Highlanders had been welcomed into the British Army since the first Jacobite rebellion, in 1715, when warriors from loyal clans were stationed in the Highlands as peacekeepers between clans. In 1739 King George II authorized the formation of a regiment consisting of “natives of that country and none other.” The regiment was known as the Black Watch—” black” for the dark colors of the soldiers’ tartans and “watch” for the regiment’s original mission to keep watch over the Highlands.20 Impressed by the Highlanders’ soldierly qualities, British Army commanders continued to recruit men from the land that Robert Burns would call “The birth-place of Valour, the country of Worth.”
Additional Highland regiments were raised in 1756, 1757, and 1777.21 Officers and enlisted men who fought in the French and Indian War received land grants as large as twenty thousand acres in Canada and northern New York. When recruitment of the Royal Highland Emigrants began, many of those veterans joined, resuming army life.22
The recruitment of American Highlanders was so well known to the people of Scotland that a Scotswoman traveling to America in 1774 noted in her journal the military significance of the Highlander immigration. Aware of looming trouble in America and seeing hardy America-bound Highlanders aboard her ship, she wrote, “Should levys be again necessary, the recruiting drum may long be at a loss to procure such soldiers as are now aboard this Vessel, lost to their country for ever, brave fellows, who tho’ now flying from their friends, would never have fled from their foes.”23 She was right. The lack of recruits for the British Army at the beginning of the Revolution had been the principal reason that Britain hired Hessians.

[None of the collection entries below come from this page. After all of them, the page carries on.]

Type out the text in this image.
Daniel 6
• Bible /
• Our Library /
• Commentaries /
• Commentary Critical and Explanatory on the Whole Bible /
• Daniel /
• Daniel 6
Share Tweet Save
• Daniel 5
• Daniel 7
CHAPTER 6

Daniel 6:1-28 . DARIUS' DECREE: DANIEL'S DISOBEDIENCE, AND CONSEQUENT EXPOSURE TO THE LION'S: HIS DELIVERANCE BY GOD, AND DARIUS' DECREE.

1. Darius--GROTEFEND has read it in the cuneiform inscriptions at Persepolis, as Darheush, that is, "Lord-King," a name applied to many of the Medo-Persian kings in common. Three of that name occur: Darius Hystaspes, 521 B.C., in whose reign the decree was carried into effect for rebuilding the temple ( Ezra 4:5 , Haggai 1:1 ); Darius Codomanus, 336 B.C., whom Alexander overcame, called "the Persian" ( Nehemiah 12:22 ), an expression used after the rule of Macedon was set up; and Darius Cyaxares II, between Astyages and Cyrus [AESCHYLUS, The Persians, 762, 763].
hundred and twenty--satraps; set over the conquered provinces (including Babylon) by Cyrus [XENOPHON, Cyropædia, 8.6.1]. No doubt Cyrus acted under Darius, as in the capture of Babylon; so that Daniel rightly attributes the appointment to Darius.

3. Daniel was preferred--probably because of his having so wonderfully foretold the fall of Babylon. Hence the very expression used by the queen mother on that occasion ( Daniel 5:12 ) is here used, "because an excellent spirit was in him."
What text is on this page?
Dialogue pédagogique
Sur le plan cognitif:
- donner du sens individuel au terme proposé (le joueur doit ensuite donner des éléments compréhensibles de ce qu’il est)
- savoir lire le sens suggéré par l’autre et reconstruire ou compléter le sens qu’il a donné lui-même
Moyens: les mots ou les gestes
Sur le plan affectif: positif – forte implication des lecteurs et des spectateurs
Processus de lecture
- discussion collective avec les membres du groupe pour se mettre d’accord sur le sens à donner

In America, Highlanders usually retained their Gaelic language and Highland dress. And they dwelled apart from another, distinctly different immigrant group, the Scotch-Irish, who overwhelmingly joined the ranks of the Patriots. As for Highlanders, Thomas Jefferson often referred to them as “Scottish Tories.”24 In an early draft of the Declaration of Independence, Jefferson wrote a phrase denouncing the British for “permitting their chief magistrate to send over not only soldiers of our own blood, but Scotch and other foreign mercenaries.” The phrase was struck out at the urging of John Witherspoon, a Scots-born delegate from New Jersey. He was a Presbyterian minister, an eloquent champion of independence, and a signer of a Declaration that, thanks to him, was not blemished by a libel on Scots.25
Jefferson’s distrust of the Scots stemmed from common knowledge that in the many parts of the southern colonies a “Scot” and a “Tory” were almost always one and the same. In and around Norfolk, Loyalists were often referred to as members of “the Scotch Party,” and, when the Queen’s Loyal Virginia Regiment was raised, most of its men were Scots merchants and their employees. Virginia’s tartan-clad royal governor Dunmore had served as a page to Bonnie Prince Charlie.26 His fellow Scots were merchants and placemen whose influence extended from Alexandria, Virginia, to St. Augustine, the principal city of the East Florida Colony.27 Dunmore spoke the warrior language of many a Tory Scot when he said, “I once fought for the Virginians. By God, I would let them see that I could fight against them.”28
* A full description of the units of the Provincial Corps, the Loyalist equivalent of the Continential Army, can be found at ToriesFightingForTheKing.com.